MEMORIZE THE SKY – In Former Times (CF 122)
A stunning surprise coming from the Portuguese label in the second half of 2008 is this superb album, interpreted by the trio of Matt Bauder (tenor sax, clarinet), Zach Wallace (double bass) and Aaron Siegel (snare drum, bass drum, vibraphone). Memorize The Sky – a gorgeous name for starters – embody that kind of expressive research halfway through jazz, EAI and minimalism which doesn’t stand in a precise spot yet appears extremely firm in its intentions, not to mention aesthetic implications which, in this particular case, are central enough to place the record in the pantheon of private pleasures for different varieties of listener. What I actually mean is that this substance is addictive in a deeper sense, symbolizing a wisdom that comes from within, on both sides of the performer/audience bond.

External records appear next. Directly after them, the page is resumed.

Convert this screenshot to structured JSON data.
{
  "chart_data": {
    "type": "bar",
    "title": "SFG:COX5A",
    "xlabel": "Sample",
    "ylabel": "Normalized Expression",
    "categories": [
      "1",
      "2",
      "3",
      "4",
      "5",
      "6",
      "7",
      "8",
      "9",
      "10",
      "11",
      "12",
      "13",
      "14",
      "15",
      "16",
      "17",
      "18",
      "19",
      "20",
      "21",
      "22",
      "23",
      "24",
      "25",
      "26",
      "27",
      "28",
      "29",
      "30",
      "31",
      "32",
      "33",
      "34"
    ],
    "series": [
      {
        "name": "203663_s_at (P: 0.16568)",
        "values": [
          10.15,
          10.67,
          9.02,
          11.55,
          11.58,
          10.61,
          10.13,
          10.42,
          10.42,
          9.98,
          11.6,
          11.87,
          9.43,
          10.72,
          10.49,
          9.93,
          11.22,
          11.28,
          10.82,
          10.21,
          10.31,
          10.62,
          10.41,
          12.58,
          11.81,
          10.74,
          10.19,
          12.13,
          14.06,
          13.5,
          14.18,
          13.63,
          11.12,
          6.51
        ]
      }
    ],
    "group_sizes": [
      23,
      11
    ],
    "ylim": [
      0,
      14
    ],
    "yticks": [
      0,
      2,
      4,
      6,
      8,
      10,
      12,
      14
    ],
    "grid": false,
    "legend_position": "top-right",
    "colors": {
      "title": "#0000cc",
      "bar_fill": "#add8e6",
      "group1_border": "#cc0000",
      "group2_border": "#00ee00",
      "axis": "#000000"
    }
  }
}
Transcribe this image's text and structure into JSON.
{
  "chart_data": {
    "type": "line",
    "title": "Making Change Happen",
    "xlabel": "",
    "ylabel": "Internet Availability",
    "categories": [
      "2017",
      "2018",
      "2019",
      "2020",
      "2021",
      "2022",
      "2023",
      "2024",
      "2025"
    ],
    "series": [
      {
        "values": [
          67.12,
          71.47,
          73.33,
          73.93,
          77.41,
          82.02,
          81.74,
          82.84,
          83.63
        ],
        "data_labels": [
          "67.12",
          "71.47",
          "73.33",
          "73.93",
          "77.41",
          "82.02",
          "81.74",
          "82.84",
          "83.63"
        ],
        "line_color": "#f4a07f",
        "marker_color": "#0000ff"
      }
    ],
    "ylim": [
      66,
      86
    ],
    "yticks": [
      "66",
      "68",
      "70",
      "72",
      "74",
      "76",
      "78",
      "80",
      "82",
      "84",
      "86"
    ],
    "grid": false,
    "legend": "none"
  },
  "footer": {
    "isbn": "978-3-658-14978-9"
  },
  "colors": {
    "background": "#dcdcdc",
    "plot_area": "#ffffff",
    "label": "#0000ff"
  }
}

The artists sound genuinely involved, instinctively linked to something higher; the addressees become active witnesses in the gradual progress of a rite where sounds spring from the intuitive nucleus of being more than the machines which produce them.
When instrumentalists manage to catch splinters of infinity without sounding overly distressed or ambiguously abstruse, that’s already an encouraging sign. With In Former Times three individual entities have reached the ideal balance between an ecstatic vision and the earthly qualities of their tools, privileging the droning aspects of fairly static improvisations which nevertheless are alimented by a continuous, literally incessant movement. Bauder’s reeds sing for the naked spirit of overtone heavenliness, comforting in shuddering instability, searching for bygone energies that are still there to retrieve. Wallace’s arco is often utilized with the tremolo technique, generating an ominous steadiness which will finally unveil the most beautiful reward if only one is trustful of those growling frequencies. Siegel delivers a combination of shamanic intensity and masterful control of the dynamics, never lost in indulgent patterns or equivocal trickery, the trio’s real engine in terms of evocative drive. Inexplicable, thoroughly connecting music which we enjoyed time and again in blissful contentment.